As the world observes Safer Internet Day on February 5, this, and many other stringent safeguards, need to be adopted to counter the increasing menace of internet hacking and cyber breaches. From chat rooms and ‘juicy’ websites promising a brave new world of privacy and independence at the beginning of the internet age in the late nineties, to realising that nothing is really secret or safe in the online world, we have come a complete circle. Only, the hidden warriors on the other side of the cyber hole have gotten more enterprising, innovative, and seemingly, all pervasive.

“We Indians have a habit of sharing. We willingly share private information to our neighbourhood and all around us, like who got married, what are the issues etc.,” said Alok Gupta, founder and CEO of Pyramid Cyber Security & Forensic Private Limited, a cyber security firm, at a discussion at the recent Convergence India summit in New Delhi. “Twenty-seven per cent of data breaches happen due to human error.”

And there are no apparent legal remedies, too, in case you are subjected to a cyber attack. “We don’t have a law pertaining to cyber security,” said Gautam Kapoor, partner with the consulting firm Deloitte, “The Data Protection Law is wrongly named, because it is actually a privacy law. All [we have now] are guidelines issued by regulators (like RBI, for example). Only guidelines, not law. We are absolutely behind on cyber security. The law is still playing catch-up.”

With our personal, social, official and financial lives irretrievably entwined with the online space, going luddite is hardly a solution. The only way out is to take the best precautions. THE WEEK asked Pradipto Chakrabarty, regional director of CompTIA India, a cyber training and certification firm, to list practices all of us need to put in place while going online:

  • Avoid public Wi-Fi or third party wired network when it comes to banking applications and online shopping. For example, one should never use these apps on an airport or hotel Wi-Fi. Ensure such sites are secure—the browser bar should show a padlock and the site name should start with https:// rather than http://

  • Set strong password for your home Wi-Fi router. In most cases, people use the default password that comes along with the devices

  • Change passwords regularly and use special characters. Practically, it is difficult to remember many passwords for different applications leading to something called “password fatigue”. Use secured and trustworthy password vault applications.

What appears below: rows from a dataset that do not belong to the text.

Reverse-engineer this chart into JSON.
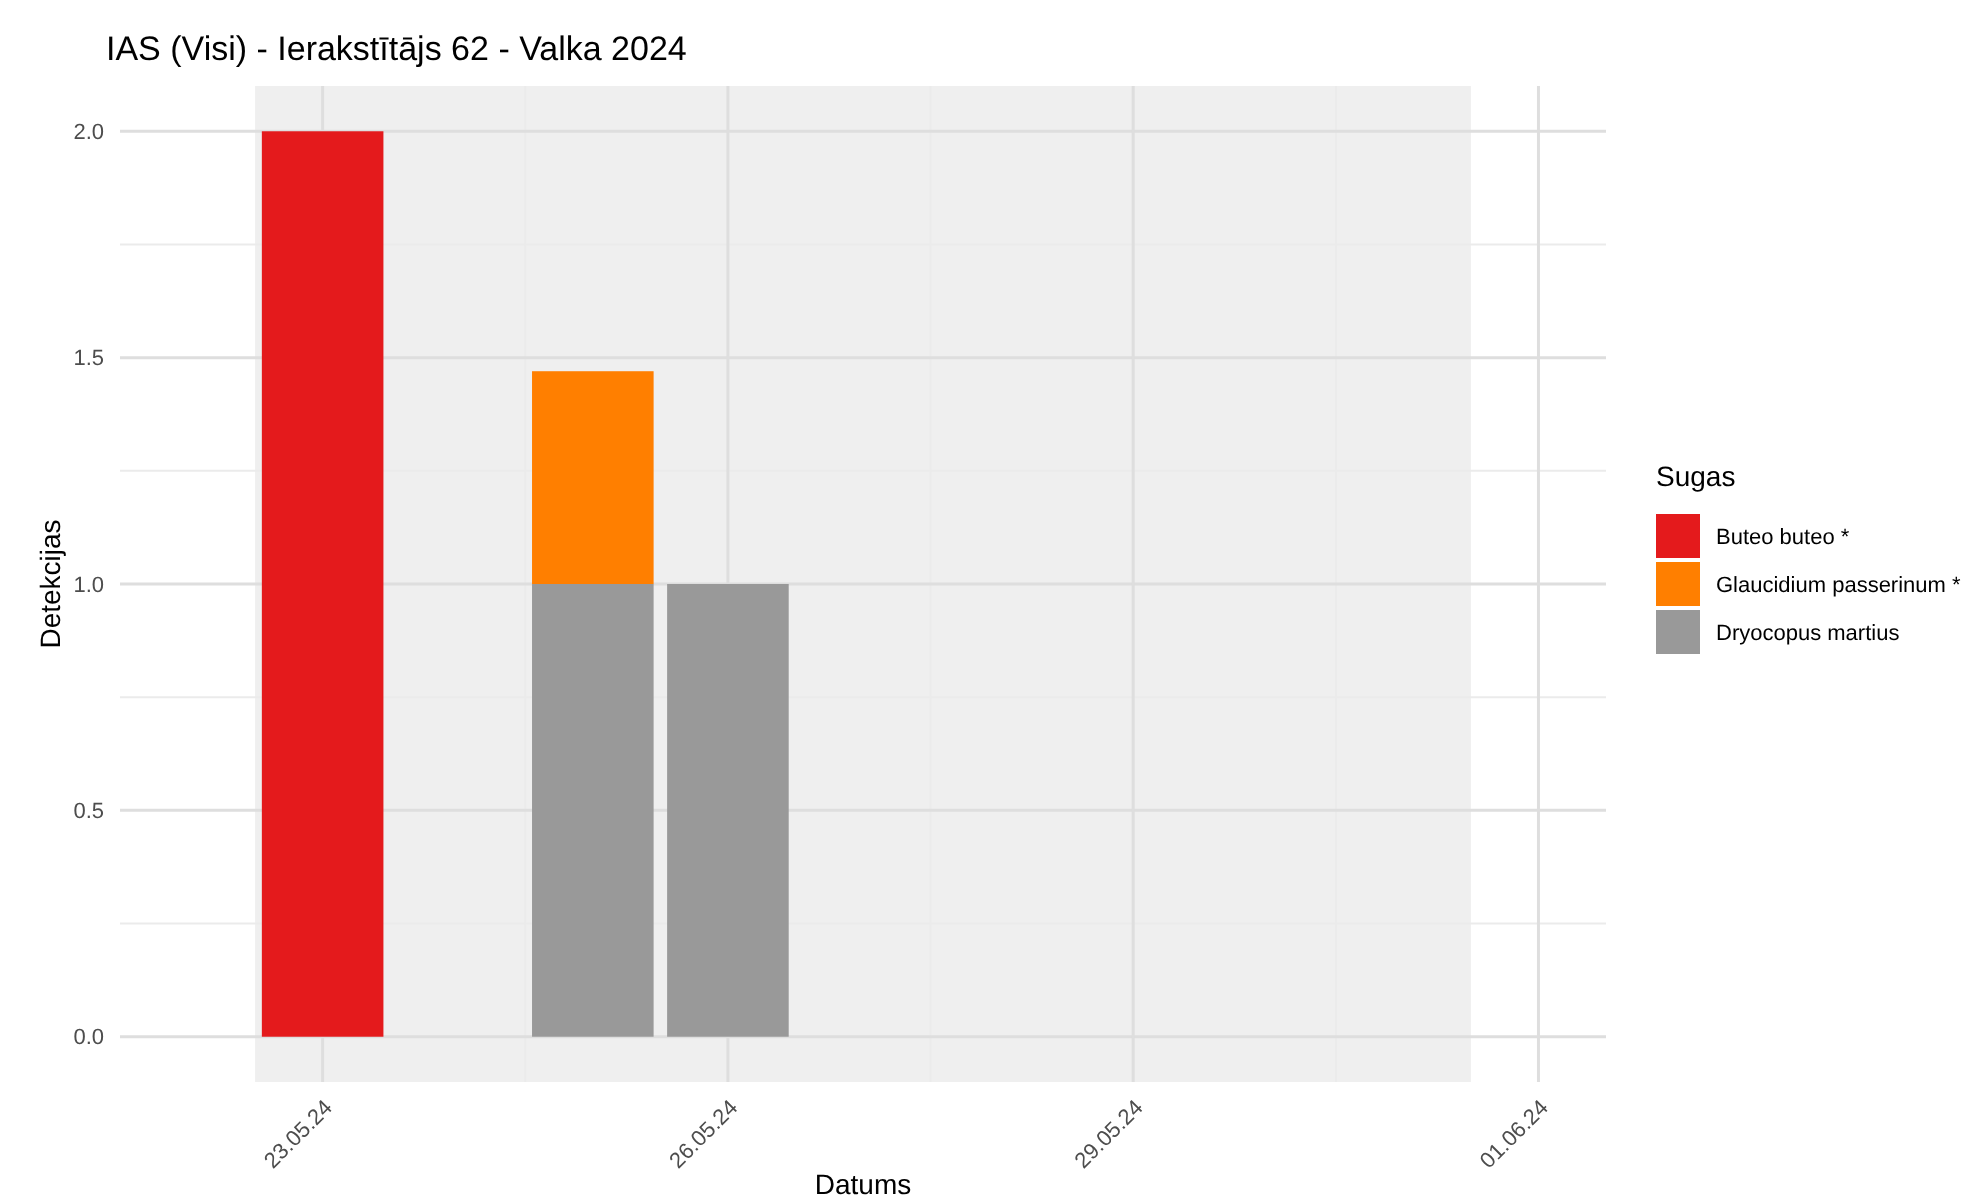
{
  "chart_data": {
    "type": "bar",
    "title": "IAS (Visi) - Ierakstītājs 62 - Valka 2024",
    "xlabel": "Datums",
    "ylabel": "Detekcijas",
    "legend_title": "Sugas",
    "x": [
      "2024-05-23",
      "2024-05-25",
      "2024-05-26"
    ],
    "stacked": true,
    "series": [
      {
        "name": "Dryocopus martius",
        "color": "#999999",
        "values": [
          null,
          1,
          1
        ]
      },
      {
        "name": "Glaucidium passerinum *",
        "color": "#ff7f00",
        "values": [
          null,
          0.47,
          null
        ]
      },
      {
        "name": "Buteo buteo *",
        "color": "#e41a1c",
        "values": [
          2,
          null,
          null
        ]
      }
    ],
    "xlim": [
      "2024-05-21T12:00",
      "2024-06-01T12:00"
    ],
    "xticks": [
      {
        "value": "2024-05-23",
        "label": "23.05.24"
      },
      {
        "value": "2024-05-26",
        "label": "26.05.24"
      },
      {
        "value": "2024-05-29",
        "label": "29.05.24"
      },
      {
        "value": "2024-06-01",
        "label": "01.06.24"
      }
    ],
    "ylim": [
      -0.1,
      2.1
    ],
    "yticks": [
      {
        "value": 0,
        "label": "0.0"
      },
      {
        "value": 0.5,
        "label": "0.5"
      },
      {
        "value": 1,
        "label": "1.0"
      },
      {
        "value": 1.5,
        "label": "1.5"
      },
      {
        "value": 2,
        "label": "2.0"
      }
    ],
    "bands": [
      {
        "axis": "x",
        "from": "2024-05-22T12:00",
        "to": "2024-05-31T12:00",
        "color": "#efefef"
      }
    ],
    "grid": true,
    "legend": "right"
  }
}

  • It is not only about installing an anti–virus, but update regularly. Same goes for your OS, too

  • Two-factor authentication: This is extremely important. We need to always use devices, social media sites or applications which enable two-factor authentications. This enables an immediate information to the user if there are any unnatural logins from other devices or browsers that the user normally does not use.

  • Never save your credit card or banking details for faster check-out even though the site may state that they do not save your CVV. It takes just a couple of seconds to fill the card data (every time) rather than exposing your financial details by saving and storing it on sites.

  • Make it a practice to always log out from banking sites or social media accounts after usage.

  • It is of utmost importance to review the security and privacy setting on social media platforms. Most of the times, we really do not bother about these setting. For example, Facebook has features that asks whether the user can be searched through email ID or phone number that he or she has provided. Another such feature is if the user allows search engines outside Facebook to link his or her profile. Users should be aware of the security and privacy and switch them on or off depending on the usage and amount of personal information that they feel could be non-risky.

And if, even after all this you are victim to an online intrusion, what can you do? File a case at a police station, but as an IT expert at Convergence India pointed out, ensure that it is filed under the IT Act and get the cyber crimes unit of the police involved, instead of the local station constables trying to ‘solve’ it.